We aren't interested in the Timestamp column in our data, so remove it from the header and the data list.

Removing the Timestamp from the header is simple and can be done with list functions or slicing. To remove the header column from the data, use a for-loop.

Print out the new data object with the timestamps removed.

In [None]:
# remove Timestamp:
header = header[1:]
data_nots = []
for row in split_data:
    data_nots.append(row[1:])

In [None]:
header

In [None]:
data_nots

---

### 7. Convert numeric columns to floats and empty fields to None

Iterate through the data and construct a new data list of lists that has the numeric ratings converted from strings to floats, and the empty fields (which are empty strings `''`) replaced with the `None` object.

Use a nested for-loop (for-loop within another for-loop) to get the job done. You will likely need to use if/else conditional statements as well!

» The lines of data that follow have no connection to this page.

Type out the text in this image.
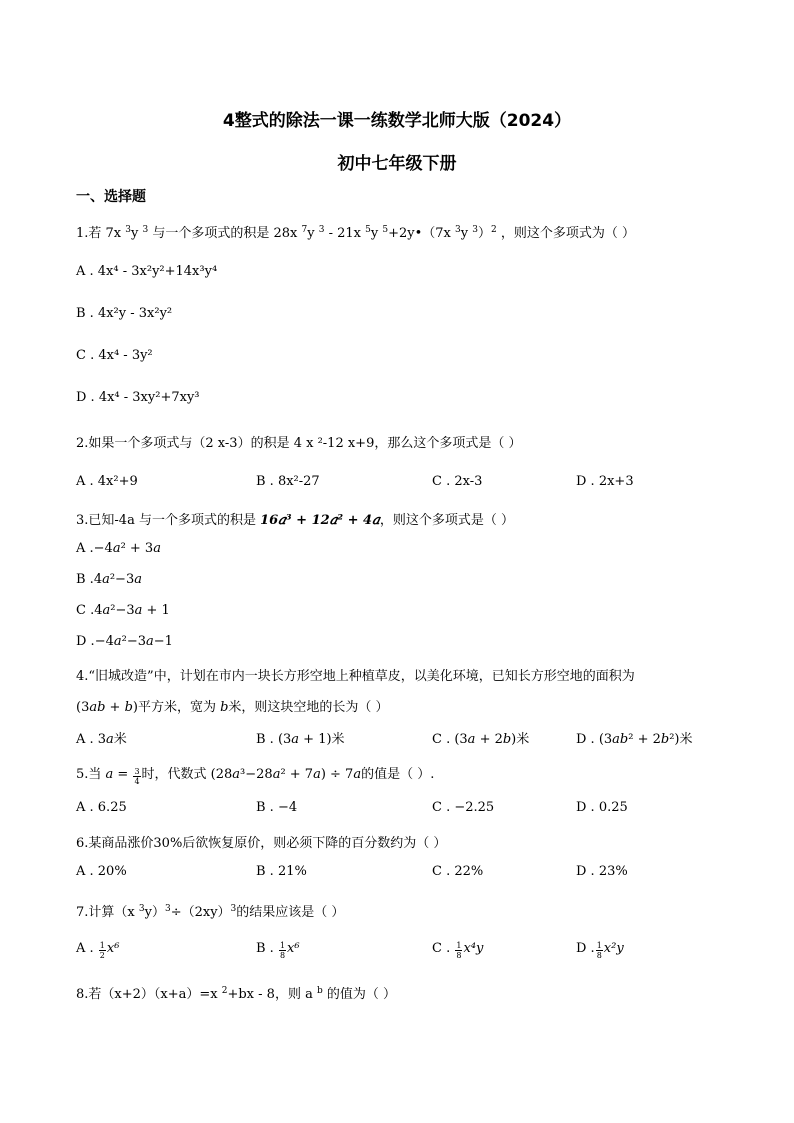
4整式的除法一课一练数学北师大版（2024）
初中七年级下册
一、选择题
1.若 7x $^3$y $^3$ 与一个多项式的积是 28x $^7$y $^3$ - 21x $^5$y $^5$+2y•（7x $^3$y $^3$）$^2$ ，则这个多项式为（ ）
A . 4x⁴ - 3x²y²+14x³y⁴
B . 4x²y - 3x²y²
C . 4x⁴ - 3y²
D . 4x⁴ - 3xy²+7xy³
2.如果一个多项式与（2 x-3）的积是 4 x ²-12 x+9，那么这个多项式是（ ）
A . 4x²+9	B . 8x²-27	C . 2x-3	D . 2x+3
3.已知-4a 与一个多项式的积是 16𝑎³ + 12𝑎² + 4𝑎，则这个多项式是（ ）
A .−4𝑎² + 3𝑎
B .4𝑎²−3𝑎
C .4𝑎²−3𝑎 + 1
D .−4𝑎²−3𝑎−1
4.“旧城改造”中，计划在市内一块长方形空地上种植草皮，以美化环境，已知长方形空地的面积为
(3𝑎𝑏 + 𝑏)平方米，宽为 𝑏米，则这块空地的长为（ ）
A . 3𝑎米	B . (3𝑎 + 1)米	C . (3𝑎 + 2𝑏)米	D . (3𝑎𝑏² + 2𝑏²)米
5.当 𝑎 = $\frac{3}{4}$ 时，代数式 (28𝑎³−28𝑎² + 7𝑎) ÷ 7𝑎的值是（ ）.
A . 6.25	B . −4	C . −2.25	D . 0.25
6.某商品涨价30%后欲恢复原价，则必须下降的百分数约为（ ）
A . 20%	B . 21%	C . 22%	D . 23%
7.计算（x $^3y)^3\div(2xy)^3$的结果应该是（ ）
A . $\frac{1}{2}$ 𝑥⁶	B . $\frac{1}{8}$ 𝑥⁶	C . $\frac{1}{8}$ 𝑥⁴𝑦	D . $\frac{1}{8}$ 𝑥²𝑦
8.若（x+2）（x+a）=x $^2$+bx - 8，则 a $^b$ 的值为（ ）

Print out the new data object to make sure it worked.


In [None]:
mylist = ['cat', 'dog', 'mouse']
cities = ['LA', 'SM', 'Venice']
new_list = [[mylist] + [cities]]
new_list
#zip(mylist, cities)

In [None]:
# convert numeric columns to floats, empty fields to None
data_num = []
for row in data_nots:
    new_row = []
    for i, col in enumerate(row):
        if i == 0:
            new_row.append(col)
        else:
            if col == '':
                new_row.append(None)
            else:
                new_row.append(float(col))
    data_num.append(new_row)

In [None]:
data_num

---

### 8. Count the `None` values per person

Use a for loop to count the number of `None` values per person. Create a dictionary with the names of the people as keys, and the counts of `None` as values.

Who rated the most coffee brands? Who rated the least?

In [None]:
user_nones = {}
for row in data_num:
    nones = 0
    for cell in row:
        if cell == None:
            nones += 1
    user_nones[row[0]] = nones
    
user_nones

# Least: Alex, Dave H, cheong-tseng eng
# Most: Hugh Jass, Matt, Rocky, Vijay

---

### 9. Calculate average rating per coffee brand

**Excluding `None` values**, calculate the average rating per brand of coffee.

The final output should be a dictionary with keys as the coffee brand names, and their average rating as the values.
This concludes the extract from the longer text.